Sarah L. Anderson (born September 7, 1972) is an American politician and former member of the Minnesota House of Representatives. A member of the Republican Party of Minnesota, she represented District 44A, which included a large section of Plymouth, located in western Hennepin County in the Twin Cities metropolitan area.
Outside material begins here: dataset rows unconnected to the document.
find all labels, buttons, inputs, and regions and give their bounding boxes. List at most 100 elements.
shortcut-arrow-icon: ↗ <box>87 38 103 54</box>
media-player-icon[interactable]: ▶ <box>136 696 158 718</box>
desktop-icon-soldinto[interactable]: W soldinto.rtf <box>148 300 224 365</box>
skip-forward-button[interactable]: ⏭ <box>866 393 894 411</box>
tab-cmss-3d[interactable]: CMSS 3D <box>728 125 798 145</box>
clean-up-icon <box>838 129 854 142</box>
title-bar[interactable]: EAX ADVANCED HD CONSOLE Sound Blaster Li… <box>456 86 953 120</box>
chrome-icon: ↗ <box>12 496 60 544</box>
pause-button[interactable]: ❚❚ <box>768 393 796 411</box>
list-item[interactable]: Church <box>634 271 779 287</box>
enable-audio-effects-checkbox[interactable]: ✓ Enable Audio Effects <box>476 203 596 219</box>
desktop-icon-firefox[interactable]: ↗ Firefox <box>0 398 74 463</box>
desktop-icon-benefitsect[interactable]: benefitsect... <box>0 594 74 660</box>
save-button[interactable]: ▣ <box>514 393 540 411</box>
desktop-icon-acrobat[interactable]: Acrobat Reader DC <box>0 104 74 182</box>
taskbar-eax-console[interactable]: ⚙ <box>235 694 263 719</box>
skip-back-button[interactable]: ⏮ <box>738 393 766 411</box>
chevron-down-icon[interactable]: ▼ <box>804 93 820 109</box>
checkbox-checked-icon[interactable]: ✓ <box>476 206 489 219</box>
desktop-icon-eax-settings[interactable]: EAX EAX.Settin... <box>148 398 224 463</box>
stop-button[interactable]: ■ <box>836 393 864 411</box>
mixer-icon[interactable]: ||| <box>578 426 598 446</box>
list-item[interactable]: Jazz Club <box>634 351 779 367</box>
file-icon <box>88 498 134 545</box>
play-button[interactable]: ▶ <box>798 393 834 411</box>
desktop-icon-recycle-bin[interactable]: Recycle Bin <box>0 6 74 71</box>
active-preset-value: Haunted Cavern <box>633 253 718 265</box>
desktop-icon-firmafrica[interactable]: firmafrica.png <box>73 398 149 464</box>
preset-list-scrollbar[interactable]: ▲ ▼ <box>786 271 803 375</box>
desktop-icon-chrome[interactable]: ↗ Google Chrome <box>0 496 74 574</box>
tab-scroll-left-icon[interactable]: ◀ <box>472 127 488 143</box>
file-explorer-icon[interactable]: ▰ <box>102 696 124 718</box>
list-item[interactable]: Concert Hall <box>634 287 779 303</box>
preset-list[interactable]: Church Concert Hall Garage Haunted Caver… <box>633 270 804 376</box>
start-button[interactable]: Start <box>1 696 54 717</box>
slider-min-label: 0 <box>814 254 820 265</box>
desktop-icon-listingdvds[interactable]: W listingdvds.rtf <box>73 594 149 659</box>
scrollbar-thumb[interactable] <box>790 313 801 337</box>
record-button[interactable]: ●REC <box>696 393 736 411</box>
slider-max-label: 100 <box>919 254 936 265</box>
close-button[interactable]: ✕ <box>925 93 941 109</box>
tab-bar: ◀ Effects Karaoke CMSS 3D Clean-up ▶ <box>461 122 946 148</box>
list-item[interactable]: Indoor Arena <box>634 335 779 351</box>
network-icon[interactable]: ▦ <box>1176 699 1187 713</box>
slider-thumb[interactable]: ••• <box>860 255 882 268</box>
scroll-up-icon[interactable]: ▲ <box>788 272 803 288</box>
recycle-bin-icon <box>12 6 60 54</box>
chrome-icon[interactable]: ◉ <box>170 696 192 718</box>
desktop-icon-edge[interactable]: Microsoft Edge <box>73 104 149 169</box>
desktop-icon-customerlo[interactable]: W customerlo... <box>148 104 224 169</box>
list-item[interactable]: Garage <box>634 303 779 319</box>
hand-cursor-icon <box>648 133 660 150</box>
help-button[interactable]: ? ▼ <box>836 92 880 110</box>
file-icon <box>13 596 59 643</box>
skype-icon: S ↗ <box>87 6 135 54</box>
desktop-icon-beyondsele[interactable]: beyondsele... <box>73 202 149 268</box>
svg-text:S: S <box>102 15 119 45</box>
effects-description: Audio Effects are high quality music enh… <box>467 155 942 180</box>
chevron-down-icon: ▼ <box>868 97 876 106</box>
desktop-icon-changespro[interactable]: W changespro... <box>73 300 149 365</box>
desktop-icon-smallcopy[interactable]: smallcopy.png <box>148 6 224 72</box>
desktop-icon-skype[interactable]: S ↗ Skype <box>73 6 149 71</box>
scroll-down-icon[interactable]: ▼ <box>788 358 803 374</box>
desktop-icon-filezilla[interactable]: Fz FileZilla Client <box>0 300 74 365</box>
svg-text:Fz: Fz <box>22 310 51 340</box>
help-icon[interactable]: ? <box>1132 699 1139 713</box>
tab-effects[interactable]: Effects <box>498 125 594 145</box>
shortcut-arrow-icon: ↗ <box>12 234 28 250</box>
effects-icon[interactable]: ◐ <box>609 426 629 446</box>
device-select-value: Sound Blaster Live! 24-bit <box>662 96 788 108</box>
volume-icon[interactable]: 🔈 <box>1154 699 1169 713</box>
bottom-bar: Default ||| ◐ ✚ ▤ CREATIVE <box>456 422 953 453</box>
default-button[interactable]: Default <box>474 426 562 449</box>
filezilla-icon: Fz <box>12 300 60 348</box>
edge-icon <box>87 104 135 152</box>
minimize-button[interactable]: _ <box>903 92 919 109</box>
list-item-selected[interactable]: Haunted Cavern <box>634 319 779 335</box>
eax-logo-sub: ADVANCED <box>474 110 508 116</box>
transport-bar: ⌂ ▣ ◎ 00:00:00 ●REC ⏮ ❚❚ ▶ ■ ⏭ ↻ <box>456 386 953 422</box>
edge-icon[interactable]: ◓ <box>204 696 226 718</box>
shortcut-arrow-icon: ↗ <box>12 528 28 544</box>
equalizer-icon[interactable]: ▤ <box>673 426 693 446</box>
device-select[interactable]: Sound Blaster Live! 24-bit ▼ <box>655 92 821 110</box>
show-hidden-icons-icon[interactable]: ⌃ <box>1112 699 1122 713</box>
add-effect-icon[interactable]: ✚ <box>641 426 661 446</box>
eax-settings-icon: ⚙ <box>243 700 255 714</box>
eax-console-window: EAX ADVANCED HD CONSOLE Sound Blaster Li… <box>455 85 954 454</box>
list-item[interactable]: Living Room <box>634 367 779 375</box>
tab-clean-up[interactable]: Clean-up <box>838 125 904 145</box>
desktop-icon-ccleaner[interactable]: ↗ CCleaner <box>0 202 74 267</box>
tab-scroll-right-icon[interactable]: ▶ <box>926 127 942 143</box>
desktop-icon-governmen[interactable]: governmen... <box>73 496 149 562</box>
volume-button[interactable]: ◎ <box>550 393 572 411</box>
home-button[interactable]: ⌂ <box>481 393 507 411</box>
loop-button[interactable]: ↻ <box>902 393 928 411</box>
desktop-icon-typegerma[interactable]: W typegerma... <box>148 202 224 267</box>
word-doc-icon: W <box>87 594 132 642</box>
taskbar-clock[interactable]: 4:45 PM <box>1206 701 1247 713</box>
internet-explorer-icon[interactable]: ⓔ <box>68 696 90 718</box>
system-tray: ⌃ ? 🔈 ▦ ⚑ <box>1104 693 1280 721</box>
==Early life, education, and career==
The youngest of 13 children, Anderson graduated from Atwater-Grove City High School in Atwater, in 1990 then went on to the University of Minnesota in Duluth, earning her B.A. in Political Science and Sociology in 1994. She worked for the Minnesota House and the Republican Party from 1995–2006, and also served as a one-term planning commissioner (where she was assigned as the park and recreation liaison) for the city of Plymouth. Dates have not been verified.

Anderson is a former manager of the Legislative Assistant Department of the Republican Caucus in the Minnesota House, a former staffer for the House's Capital Investment Committee, and a former legislative assistant to House Speaker Steve Sviggum.

==Minnesota House of Representatives==
Anderson was first elected in 2006 (53%), succeeding three-term Rep. Jeff Johnson, who ran for Minnesota Attorney General. She was re-elected in 2008 (54%), 2010 (58%), 2012 (51%), 2014 (55%), and 2016 (54%). She was defeated in 2018 by Ginny Klevorn 54% to 46%. During her 2018 campaign, she was assaulted by a man who was vandalizing political yard signs at her home.